First Published 2004-03-17, Last Updated 2004-03-17 16:09:26


200 people have been detained since the start of the year

 
Rabat steps up fight against extremism

 
Morocco ratchets up fight against home-grown extremism after Madrid bombing attacks on trains.

 
By Dominique Pettit - RABAT

Morocco has once again been implicated in terror attacks, with the inquiry into the Madrid bombings indicating that six Moroccans plotted the series of explosions on rush-hour trains that killed 201 and left 1,500 injured.

But with accusing stares levelled at it, the north African country insists it has never let up in its battle against home-grown extremist groups, and has even ratcheted up the fight against radical Islam since the start of the year.

Moroccan extremists have been implicated in several other major attacks in recent years, including the September 11, 2001 attacks on New York and Washington and the attacks on Morocco's cosmopolitan economic hub Casablanca in May last year.

Forty-five people died in that attack, including 12 suicide bombers - mostly from the ramshackle slums that dot Casablanca's outskirts, said to be ideal breeding grounds for all forms of radicalism.

A vast inquiry launched by the police and legal authorities immediately following the Casablanca attacks had, four months later, led to the arrests of more than 900 people.

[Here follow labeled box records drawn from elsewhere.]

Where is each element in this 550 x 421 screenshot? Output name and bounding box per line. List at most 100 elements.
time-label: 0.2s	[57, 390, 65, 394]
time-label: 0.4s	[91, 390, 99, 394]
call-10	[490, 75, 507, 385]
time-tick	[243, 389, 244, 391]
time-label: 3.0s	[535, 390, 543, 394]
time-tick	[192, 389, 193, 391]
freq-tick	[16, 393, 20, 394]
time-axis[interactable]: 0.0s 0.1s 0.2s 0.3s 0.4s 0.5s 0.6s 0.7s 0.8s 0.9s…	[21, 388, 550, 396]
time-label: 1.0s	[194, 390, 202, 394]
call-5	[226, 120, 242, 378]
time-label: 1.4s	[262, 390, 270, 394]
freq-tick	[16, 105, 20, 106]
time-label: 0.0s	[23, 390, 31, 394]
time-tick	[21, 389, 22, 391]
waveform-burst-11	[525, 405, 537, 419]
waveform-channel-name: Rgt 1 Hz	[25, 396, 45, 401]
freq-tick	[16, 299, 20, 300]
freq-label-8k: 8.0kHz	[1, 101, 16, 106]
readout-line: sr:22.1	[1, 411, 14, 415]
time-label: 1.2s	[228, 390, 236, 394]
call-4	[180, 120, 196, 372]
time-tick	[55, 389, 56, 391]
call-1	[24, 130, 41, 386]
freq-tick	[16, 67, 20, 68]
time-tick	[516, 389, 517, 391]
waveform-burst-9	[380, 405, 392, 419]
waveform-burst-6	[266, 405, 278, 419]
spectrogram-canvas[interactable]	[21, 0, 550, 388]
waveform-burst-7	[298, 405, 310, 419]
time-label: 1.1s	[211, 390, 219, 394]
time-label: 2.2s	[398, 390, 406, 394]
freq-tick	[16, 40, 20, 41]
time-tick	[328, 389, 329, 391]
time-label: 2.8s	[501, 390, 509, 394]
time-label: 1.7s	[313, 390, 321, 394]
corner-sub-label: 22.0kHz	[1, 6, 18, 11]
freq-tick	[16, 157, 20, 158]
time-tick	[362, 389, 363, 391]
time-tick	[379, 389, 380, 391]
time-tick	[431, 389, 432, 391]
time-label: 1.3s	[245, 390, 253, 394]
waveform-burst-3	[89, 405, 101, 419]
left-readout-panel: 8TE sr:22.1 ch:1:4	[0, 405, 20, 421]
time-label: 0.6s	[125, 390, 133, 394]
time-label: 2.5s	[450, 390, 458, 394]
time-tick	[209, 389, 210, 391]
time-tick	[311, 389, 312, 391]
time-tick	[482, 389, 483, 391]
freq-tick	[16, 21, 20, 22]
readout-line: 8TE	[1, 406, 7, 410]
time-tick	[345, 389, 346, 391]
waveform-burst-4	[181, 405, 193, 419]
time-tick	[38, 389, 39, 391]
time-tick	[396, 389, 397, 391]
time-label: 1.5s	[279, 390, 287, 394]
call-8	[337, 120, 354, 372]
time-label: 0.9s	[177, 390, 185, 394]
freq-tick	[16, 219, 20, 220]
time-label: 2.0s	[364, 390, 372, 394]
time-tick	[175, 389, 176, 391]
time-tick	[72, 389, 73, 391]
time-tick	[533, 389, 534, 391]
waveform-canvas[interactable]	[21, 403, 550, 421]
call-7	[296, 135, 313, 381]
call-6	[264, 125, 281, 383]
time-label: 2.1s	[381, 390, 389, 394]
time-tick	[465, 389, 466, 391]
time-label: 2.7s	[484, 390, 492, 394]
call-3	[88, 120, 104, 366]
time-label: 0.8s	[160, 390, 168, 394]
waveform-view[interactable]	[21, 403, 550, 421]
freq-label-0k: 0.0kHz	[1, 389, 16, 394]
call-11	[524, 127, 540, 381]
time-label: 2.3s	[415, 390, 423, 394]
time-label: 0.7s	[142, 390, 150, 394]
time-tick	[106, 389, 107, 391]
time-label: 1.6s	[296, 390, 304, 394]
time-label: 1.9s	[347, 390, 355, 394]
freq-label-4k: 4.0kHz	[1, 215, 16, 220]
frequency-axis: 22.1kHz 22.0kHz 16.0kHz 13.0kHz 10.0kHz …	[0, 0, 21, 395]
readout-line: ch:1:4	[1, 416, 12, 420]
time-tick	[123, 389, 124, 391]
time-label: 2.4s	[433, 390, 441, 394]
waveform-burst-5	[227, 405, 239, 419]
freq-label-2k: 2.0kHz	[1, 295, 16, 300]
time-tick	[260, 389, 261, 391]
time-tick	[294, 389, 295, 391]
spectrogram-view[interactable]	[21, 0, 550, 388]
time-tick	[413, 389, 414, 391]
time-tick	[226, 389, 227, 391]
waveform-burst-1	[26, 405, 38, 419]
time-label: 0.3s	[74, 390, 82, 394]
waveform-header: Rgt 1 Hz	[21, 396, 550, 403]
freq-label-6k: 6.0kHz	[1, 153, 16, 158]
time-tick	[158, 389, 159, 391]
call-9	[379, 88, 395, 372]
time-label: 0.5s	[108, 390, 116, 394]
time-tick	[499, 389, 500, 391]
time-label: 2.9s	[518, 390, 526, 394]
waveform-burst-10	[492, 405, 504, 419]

The Moroccan parliament fast-tracked anti-terror legislation following the attacks, overwhelmingly adopting a controversial law less than two weeks later, which stiffened penalties and eased police work in terrorism cases.

The law broadened the definition of terrorism and made it easier for courts to hear cases classified as terrorist.

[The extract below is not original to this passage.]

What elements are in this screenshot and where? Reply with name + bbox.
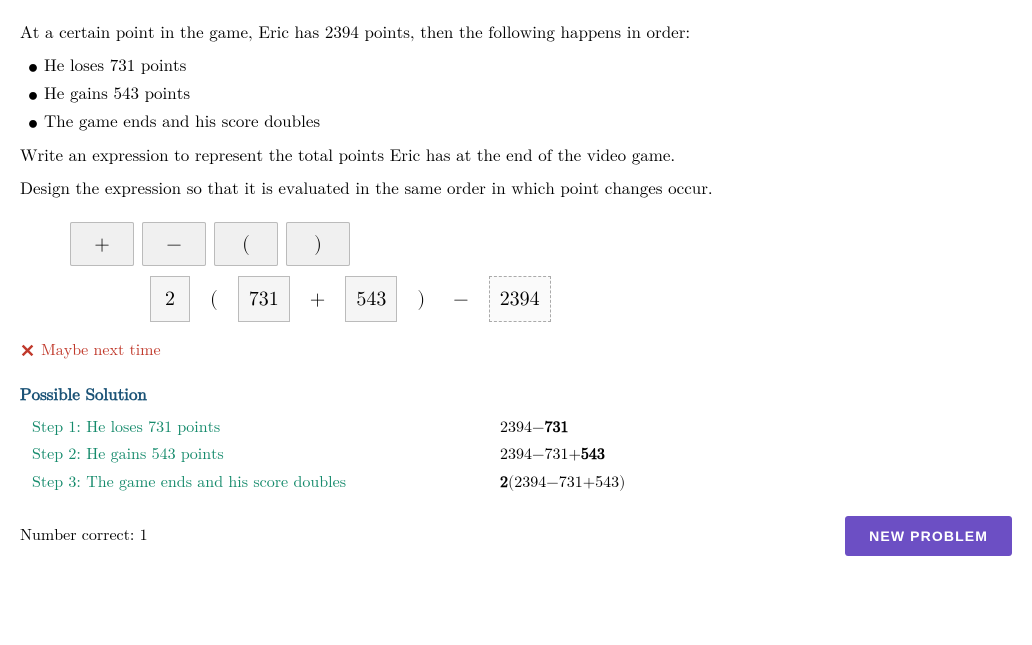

Since it was enacted, 16 people have been sentenced to death for their key roles in the Casablanca attacks, and several more have been sentenced to long terms of imprisonment, often for "helping to prepare terrorist acts" and belonging to the banned Salafia Jihadia Muslim extremist group.

Salafia has been roundly blamed by the authorities in Morocco for the Casablanca attacks.

Although the arm of the law has been very long in rounding up suspects and pronouncing guilty verdicts in connection with the Casablanca attacks, officials here say their investigation into the series of suicide bombings are far from over.

One police source said that some 200 people have been detained since the start of the year in connection with alleged extremist activities on Moroccan soil.

Ninety of the suspects were from Tangiers, hometown of Jamal Zougam, one of three Moroccans arrested in Spain following the Madrid bombings.

An official in Rabat said Morocco, which has sent agents to Spain to help in the probe, had warned Madrid in June 2003 that Zougam was in Spain and belonged to Osama bin Laden's Al Qaeda network.

Zougam left Morocco three weeks after the Casablanca suicide attacks, the official said on condition of anonymity.

Spain, meanwhile, has dispatched its own investigators to Morocco to pore over the results of the probes into the Casablanca attacks, a source here said.

The authorities in Morocco, which prides itself on its moderate form of Islam, have also stepped up their fight against radical Muslim preachers who allegedly promote extremist doctrines in their sermons.

In February, the ministry in charge of Islamic affairs was reorganised, revamping, among others, the directorate of the north African country's mosques.

"The main mission of the directorate of the mosques will be to ensure efficient control of sermons," said Islamic scholar Mohamed Darif.

Twenty percent of working age Moroccans are unemployed, and the country has great disparities in wealth and widespread illiteracy.